The film’s shortcomings come in its story which is standard end of the world stuff, and it’s use of its characters. Doctors Strange actually has a pretty fantastic cast that sadly isn’t given enough time to shine. 

Cumberbatch as Strange certainly gives the character the weight of a man who goes from unbeliever to believer. It feels right from a storytelling perspective. It’s the rest of the cast that seems to have gotten the short end of development. Chiwetel Ejiofor as Mordo actually interested me as a character far more than even Strange. Sadly, it appears we have to wait for the sequel to get that. The same goes for Rachel McAdams Christine Palmer. We get fed a sample of her relationship with Strange but she’s cut out of the film for a significant amount of time and then reappears and then is gone again.

Tilda Swinton’s Ancient One gets shortchanged on story as well. We discover a mystery about the character and eventually we get what she did, but not why she did, at least in a way that was pleasing to me. 

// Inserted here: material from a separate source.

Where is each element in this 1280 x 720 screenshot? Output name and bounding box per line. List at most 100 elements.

Last there is Mads Mikkelsen’s villain Kaecilius who according to most reviews continues a trend of underwhelming Marvel antagonists. I believe that to be partially correct as he certainly is not as fleshed out as could be, yet his role is fundamentally different as his motivations do not lie with the main character. So while he is not the best comic book movie villain, doing something a tad different with the character motivations is a step in the right direction.

I did enjoy Doctor Strange. I enjoyed the new elements of mysticism that have been added to the Marvel Universe as a whole. It felt thematically like its own film and not just a piece to lead to the next crossover film. It reminded me most of the Phase One films which are the MCU films I enjoy the most. It’s a visual treat, but left me wanting more from a story perspective.

Final Rating (3.5/5) Doctor Strange looks good, with some really good world building. Yet it’s standard story and lacking character development keeps this sorcerer from reigning supreme.